There are about six stalls displaying wooden handicrafts. Bookstands, tea trays, fancy toys, jewel boxes... you name it, they have it. The Bhuwanendran handicrafts present a collection of elephants carved in wood. While a small one that can be used as a paperweight costs Rs. 75, the biggest elephant carved out of a single piece of wood, is priced at Rs. 28,000. A traditional style jewel box in rosewood would cost you a little less than Rs. 900.
The stalls that house the small wooden toys attract children in large numbers. "The toy of `Air India Maharaja' priced at Rs. 40 is fast moving off the shelves," says Nazeer, stall keeper, who hails from Chanpatna, near Bangalore. "Our village is famous for its toy-manufacturing units," he adds.
A few stalls also display curios crafted in white metal and black metal. A palm sized idol of Krishna or Jesus Christ costs less than Rs. 100, while a set comprising a pot and coconut made of white metal would cost above Rs. 500.A new entrant in the interior décor section is the idol of gods that can be hung on walls.
The idols of Lord Nataraja would cost anywhere between Rs. 90 Rs.6,000, depending upon its size.
Intricate paintings of `Rasaleela', done on palm leaves using herbal colours, is one of the major attractions at the exhibition. These are displayed at the Orissa stall and the tallapatra or palm leaf paintings are priced at Rs. 700.
Pottachitra paintings are coloured using paint made from charcoal. The dasavatara painting costs above Rs. 1,500.
Environment friendly `executive files' and straw tablemats are available for around Rs. 100. Handbags made from fibres are priced below Rs. 200.
A Jaipur based company has come up with decorative clay pots named `Harotta'. "These pots are designed in contemporary style," claim the sellers.

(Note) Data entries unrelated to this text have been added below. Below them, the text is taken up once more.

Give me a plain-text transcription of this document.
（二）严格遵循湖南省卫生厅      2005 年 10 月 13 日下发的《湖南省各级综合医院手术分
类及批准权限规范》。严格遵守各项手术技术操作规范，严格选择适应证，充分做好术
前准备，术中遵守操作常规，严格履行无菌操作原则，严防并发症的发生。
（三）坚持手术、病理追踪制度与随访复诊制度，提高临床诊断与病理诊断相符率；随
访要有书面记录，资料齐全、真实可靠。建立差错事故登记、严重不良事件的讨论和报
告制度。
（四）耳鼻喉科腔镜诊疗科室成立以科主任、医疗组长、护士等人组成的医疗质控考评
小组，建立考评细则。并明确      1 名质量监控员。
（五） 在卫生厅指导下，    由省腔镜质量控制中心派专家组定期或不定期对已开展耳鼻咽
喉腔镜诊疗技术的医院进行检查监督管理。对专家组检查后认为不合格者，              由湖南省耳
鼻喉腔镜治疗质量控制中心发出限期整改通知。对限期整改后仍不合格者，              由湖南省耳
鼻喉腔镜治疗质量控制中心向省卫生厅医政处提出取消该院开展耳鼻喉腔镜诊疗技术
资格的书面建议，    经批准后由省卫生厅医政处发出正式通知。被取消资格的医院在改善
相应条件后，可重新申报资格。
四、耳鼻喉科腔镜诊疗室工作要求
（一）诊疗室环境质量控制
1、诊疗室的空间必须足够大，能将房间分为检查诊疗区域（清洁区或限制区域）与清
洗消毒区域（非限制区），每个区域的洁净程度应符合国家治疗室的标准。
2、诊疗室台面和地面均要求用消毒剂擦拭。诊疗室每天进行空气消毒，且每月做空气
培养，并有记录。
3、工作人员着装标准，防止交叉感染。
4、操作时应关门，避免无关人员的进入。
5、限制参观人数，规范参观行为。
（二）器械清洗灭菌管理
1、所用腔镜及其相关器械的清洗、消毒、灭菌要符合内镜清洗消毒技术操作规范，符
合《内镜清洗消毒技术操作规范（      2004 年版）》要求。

Acupressure massagers and crystal balls made according to the Vastu Shastra are other items on display.
The stall from God's Own Country displays curios such as table lamps and pots carved in coconut shell.The famous Mughal surayi made of brass is another attraction. Beautifully painted brass pots, pen stands, lampshades, flower vases, are also on show. A jewel box made of brass costs Rs. 800. The stall is put by craftsmen from Sharangpur.
The craftsmen of Uttar Pradesh have come up with `crackle design' crystal flower vases priced between Rs. 100 and Rs. 400.
Handbags made at the Shanthiniketan Ashram cost Rs.400. `Kolapuri' sandals are available at Rs.160. A Palakkad based company has come up with ayurvedic mosquito repellents and incense sticks. The ayurvedic incense sticks come as a set with a terracotta pot.
`Thulasitharas' made of terracotta are priced at Rs.750 and statues, pots and utensils made of terracotta are priced below Rs.100. The exhibition has 50-odd stalls.